I'm having trouble finding those papers at the moment, but here are a couple commercial products that sound similar in spirit to what you're describing.

https://scraper.ai/

https://www.diffbot.com/ (kind of)

Edit: I hadn't searched recently enough. See the sibling comment recommending this library. Haven't used it yet, but at first glance it looks nice. https://github.com/alirezamika/autoscraper/

I've tried autoscraper now, and I don't like it (not yet).

(1) Its wrapper generation code isn't much more advanced than that similar data will be similarly nested in similar parent blocks. It looks more brittle than I'd like.

(2) It has zero tests, comments, docstrings, types, or any other niceties so far (and minimal documentation).

(3) When things go wrong it strongly prefers returning no information and not throwing any errors. None of the examples in the README actually run (or rather, they give you a `None` response that's all but useless) without changes.

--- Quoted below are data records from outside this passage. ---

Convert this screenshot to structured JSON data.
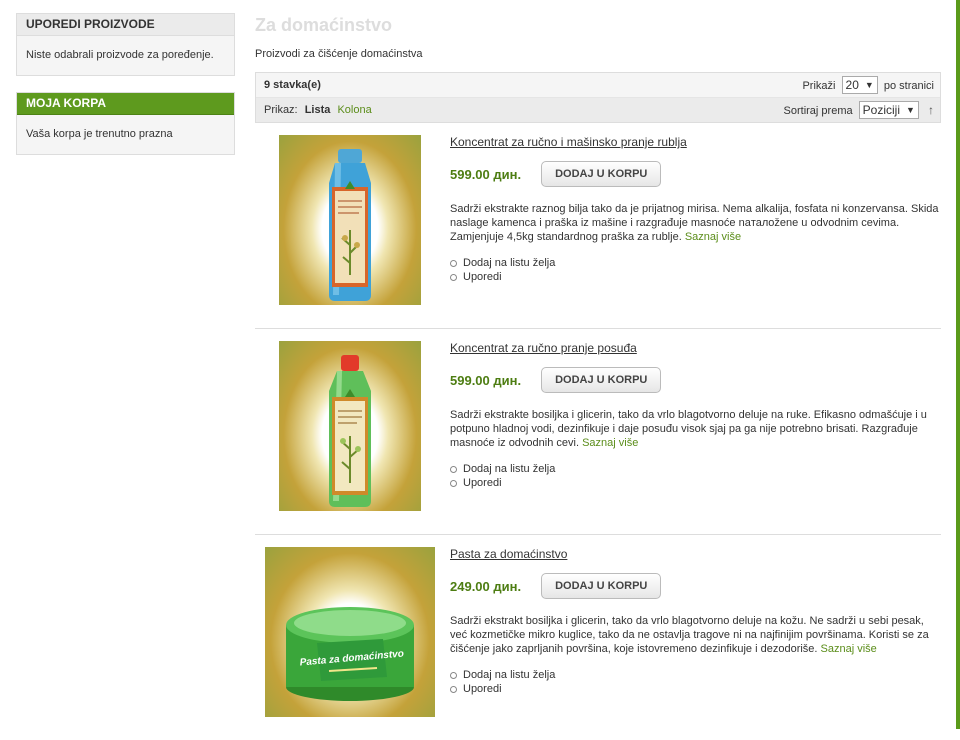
{
  "sidebar": {
    "compare": {
      "title": "UPOREDI PROIZVODE",
      "text": "Niste odabrali proizvode za poređenje."
    },
    "cart": {
      "title": "MOJA KORPA",
      "text": "Vaša korpa je trenutno prazna"
    }
  },
  "main": {
    "title": "Za domaćinstvo",
    "description": "Proizvodi za čišćenje domaćinstva"
  },
  "toolbar": {
    "count": "9 stavka(e)",
    "show_label": "Prikaži",
    "show_value": "20",
    "per_page": "po stranici",
    "view_label": "Prikaz:",
    "view_list": "Lista",
    "view_grid": "Kolona",
    "sort_label": "Sortiraj prema",
    "sort_value": "Poziciji"
  },
  "products": [
    {
      "name": "Koncentrat za ručno i mašinsko pranje rublja",
      "price": "599.00 дин.",
      "button": "DODAJ U KORPU",
      "description": "Sadrži ekstrakte raznog bilja tako da je prijatnog mirisa. Nema alkalija, fosfata ni konzervansa. Skida naslage kamenca i praška iz mašine i razgrađuje masnoće naталožene u odvodnim cevima. Zamjenjuje 4,5kg standardnog praška za rublje.",
      "more": "Saznaj više",
      "wishlist": "Dodaj na listu želja",
      "compare": "Uporedi"
    },
    {
      "name": "Koncentrat za ručno pranje posuđa",
      "price": "599.00 дин.",
      "button": "DODAJ U KORPU",
      "description": "Sadrži ekstrakte bosiljka i glicerin, tako da vrlo blagotvorno deluje na ruke. Efikasno odmašćuje i u potpuno hladnoj vodi, dezinfikuje i daje posuđu visok sjaj pa ga nije potrebno brisati. Razgrađuje masnoće iz odvodnih cevi.",
      "more": "Saznaj više",
      "wishlist": "Dodaj na listu želja",
      "compare": "Uporedi"
    },
    {
      "name": "Pasta za domaćinstvo",
      "price": "249.00 дин.",
      "button": "DODAJ U KORPU",
      "description": "Sadrži ekstrakt bosiljka i glicerin, tako da vrlo blagotvorno deluje na kožu. Ne sadrži u sebi pesak, već kozmetičke mikro kuglice, tako da ne ostavlja tragove ni na najfinijim površinama. Koristi se za čišćenje jako zaprljanih površina, koje istovremeno dezinfikuje i dezodoriše.",
      "more": "Saznaj više",
      "wishlist": "Dodaj na listu želja",
      "compare": "Uporedi",
      "image_label": "Pasta za domaćinstvo"
    }
  ],
  "colors": {
    "accent_green": "#5e9a1e",
    "price_green": "#4d7d12",
    "link_green": "#5b8d1a"
  }
}
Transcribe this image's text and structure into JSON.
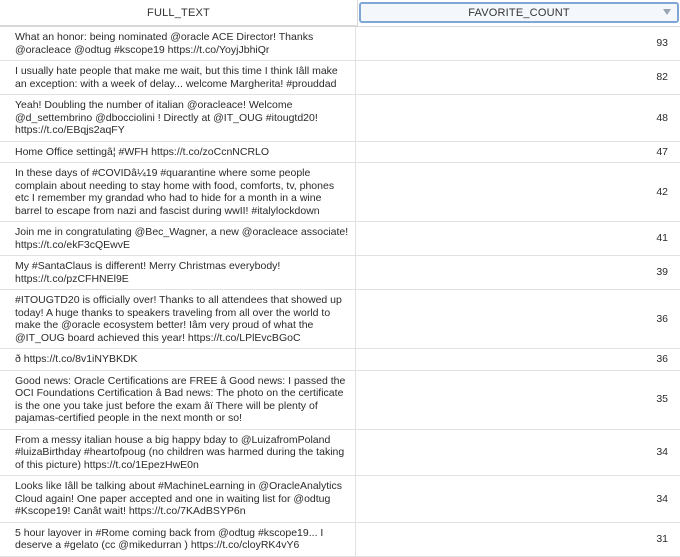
{
  "header": {
    "col1": "FULL_TEXT",
    "col2": "FAVORITE_COUNT"
  },
  "rows": [
    {
      "text": "What an honor: being nominated @oracle ACE Director! Thanks @oracleace @odtug #kscope19 https://t.co/YoyjJbhiQr",
      "count": "93"
    },
    {
      "text": "I usually hate people that make me wait, but this time I think Iâll make an exception: with a week of delay... welcome Margherita! #prouddad",
      "count": "82"
    },
    {
      "text": "Yeah! Doubling the number of italian @oracleace! Welcome @d_settembrino @dbocciolini ! Directly at @IT_OUG #itougtd20! https://t.co/EBqjs2aqFY",
      "count": "48"
    },
    {
      "text": "Home Office settingâ¦ #WFH https://t.co/zoCcnNCRLO",
      "count": "47"
    },
    {
      "text": "In these days of #COVIDâ¼19 #quarantine where some people complain about needing to stay home with food, comforts, tv, phones etc I remember my grandad who had to hide for a month in a wine barrel to escape from nazi and fascist during wwII! #italylockdown",
      "count": "42"
    },
    {
      "text": "Join me in congratulating @Bec_Wagner, a new @oracleace associate! https://t.co/ekF3cQEwvE",
      "count": "41"
    },
    {
      "text": "My #SantaClaus is different! Merry Christmas everybody! https://t.co/pzCFHNEl9E",
      "count": "39"
    },
    {
      "text": "#ITOUGTD20 is officially over! Thanks to all attendees that showed up today! A huge thanks to speakers traveling from all over the world to make the @oracle ecosystem better! Iâm very proud of what the @IT_OUG board achieved this year! https://t.co/LPlEvcBGoC",
      "count": "36"
    },
    {
      "text": "ð https://t.co/8v1iNYBKDK",
      "count": "36"
    },
    {
      "text": "Good news: Oracle Certifications are FREE â Good news: I passed the OCI Foundations Certification â Bad news: The photo on the certificate is the one you take just before the exam âï There will be plenty of pajamas-certified people in the next month or so!",
      "count": "35"
    },
    {
      "text": "From a messy italian house a big happy bday to @LuizafromPoland #luizaBirthday #heartofpoug (no children was harmed during the taking of this picture) https://t.co/1EpezHwE0n",
      "count": "34"
    },
    {
      "text": "Looks like Iâll be talking about #MachineLearning in @OracleAnalytics Cloud again! One paper accepted and one in waiting list for @odtug #Kscope19! Canât wait! https://t.co/7KAdBSYP6n",
      "count": "34"
    },
    {
      "text": "5 hour layover in #Rome coming back from @odtug #kscope19... I deserve a #gelato (cc @mikedurran ) https://t.co/cloyRK4vY6",
      "count": "31"
    }
  ]
}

despite being undocumented, it really works well. I tried the readme examples and all work. maybe you didn't update the wanted list in the examples because it has changed in the page. IMO the biggest problem is the lack of js enabled content support.
> it really works well

It works well enough. I tried a few other sites and had mixed results even when providing the raw HTML so that I knew its http logic wasn't the issue.

> maybe you didn't update the wanted list in the examples

Yeah, that was my only real problem with the readme examples. Those could just as easily be provided as local data (e.g. how `sklearn.datasets` works) so that the end user starts with working code, especially since there are no errors/warnings/etc when anything goes wrong.

> IMO the biggest problem is the lack of js enabled content support.

Haha, unless I'm seriously misunderstanding you this is one of the only things I don't mind :) Since you can pass raw html to the library, you can use your favorite headless browser to navigate (or in the happy case just load a non-interactive js-enabled site) to your content and pass it through to this library to do the data extraction. I rather like those features being decoupled and kind of wish this library didn't attempt to do any of the crawling itself. I know that's just a personal preference, but it's my account, so I'll say what I like about it.

didn't see that feature, makes sense now :)
This project was recently submitted to r/python: https://github.com/alirezamika/autoscraper/